Kifah Aghbaria, 39 ans, a perdu quatre membres de sa famille l’année dernière. Tous les vendredis depuis des semaines, elle sort manifester avec des centaines d’autres devant le commissariat d’Umm al Fahm, grande ville du nord d’Israël, des portraits de ses proches sous le bras.

Cousins ou frère, la vingtaine ou la trentaine, tous sont morts sous les balles de la « mafia » parce qu’ils tenaient tête à des malfrats, dit-elle.

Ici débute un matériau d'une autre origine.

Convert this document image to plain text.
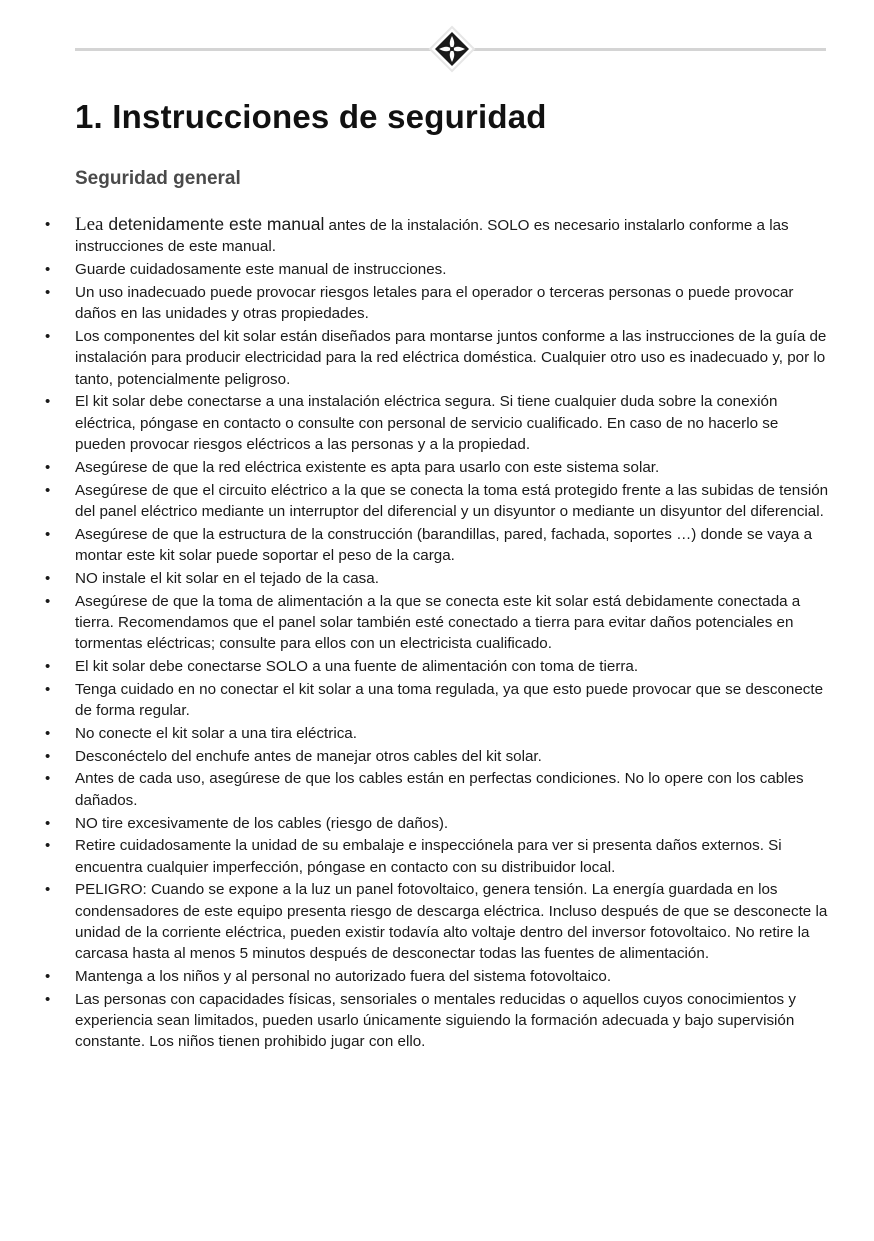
1. Instrucciones de seguridad
Seguridad general
• Lea detenidamente este manual antes de la instalación. SOLO es necesario instalarlo conforme a las instrucciones de este manual.
• Guarde cuidadosamente este manual de instrucciones.
• Un uso inadecuado puede provocar riesgos letales para el operador o terceras personas o puede provocar daños en las unidades y otras propiedades.
• Los componentes del kit solar están diseñados para montarse juntos conforme a las instrucciones de la guía de instalación para producir electricidad para la red eléctrica doméstica. Cualquier otro uso es inadecuado y, por lo tanto, potencialmente peligroso.
• El kit solar debe conectarse a una instalación eléctrica segura. Si tiene cualquier duda sobre la conexión eléctrica, póngase en contacto o consulte con personal de servicio cualificado. En caso de no hacerlo se pueden provocar riesgos eléctricos a las personas y a la propiedad.
• Asegúrese de que la red eléctrica existente es apta para usarlo con este sistema solar.
• Asegúrese de que el circuito eléctrico a la que se conecta la toma está protegido frente a las subidas de tensión del panel eléctrico mediante un interruptor del diferencial y un disyuntor o mediante un disyuntor del diferencial.
• Asegúrese de que la estructura de la construcción (barandillas, pared, fachada, soportes …) donde se vaya a montar este kit solar puede soportar el peso de la carga.
• NO instale el kit solar en el tejado de la casa.
• Asegúrese de que la toma de alimentación a la que se conecta este kit solar está debidamente conectada a tierra. Recomendamos que el panel solar también esté conectado a tierra para evitar daños potenciales en tormentas eléctricas; consulte para ellos con un electricista cualificado.
• El kit solar debe conectarse SOLO a una fuente de alimentación con toma de tierra.
• Tenga cuidado en no conectar el kit solar a una toma regulada, ya que esto puede provocar que se desconecte de forma regular.
• No conecte el kit solar a una tira eléctrica.
• Desconéctelo del enchufe antes de manejar otros cables del kit solar.
• Antes de cada uso, asegúrese de que los cables están en perfectas condiciones. No lo opere con los cables dañados.
• NO tire excesivamente de los cables (riesgo de daños).
• Retire cuidadosamente la unidad de su embalaje e inspecciónela para ver si presenta daños externos. Si encuentra cualquier imperfección, póngase en contacto con su distribuidor local.
• PELIGRO: Cuando se expone a la luz un panel fotovoltaico, genera tensión. La energía guardada en los condensadores de este equipo presenta riesgo de descarga eléctrica. Incluso después de que se desconecte la unidad de la corriente eléctrica, pueden existir todavía alto voltaje dentro del inversor fotovoltaico. No retire la carcasa hasta al menos 5 minutos después de desconectar todas las fuentes de alimentación.
• Mantenga a los niños y al personal no autorizado fuera del sistema fotovoltaico.
• Las personas con capacidades físicas, sensoriales o mentales reducidas o aquellos cuyos conocimientos y experiencia sean limitados, pueden usarlo únicamente siguiendo la formación adecuada y bajo supervisión constante. Los niños tienen prohibido jugar con ello.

Les policiers « ont des caméras partout, comment peuvent-ils ne pas retrouver les criminels ? », désespère-t-elle.  

Contactée par l’AFP, la police israélienne dit « travailler jour et nuit » pour arrêter les auteurs de ces crimes et avoir saisi des « milliers » d’armes en 2020.

Mais à l’approche des législatives, Mme Aghbaria ne croit pas un mot des promesses du premier ministre, Benyamin Nétanyahou, qui mène une opération séduction inédite auprès des Arabes israéliens, ayant promis de « gagner » la « guerre » contre « la criminalité » dans les villes arabes du pays.

Face à ces propos, la minorité est déchirée : pour résoudre ces maux, doit-elle s’allier ou non avec le pouvoir ?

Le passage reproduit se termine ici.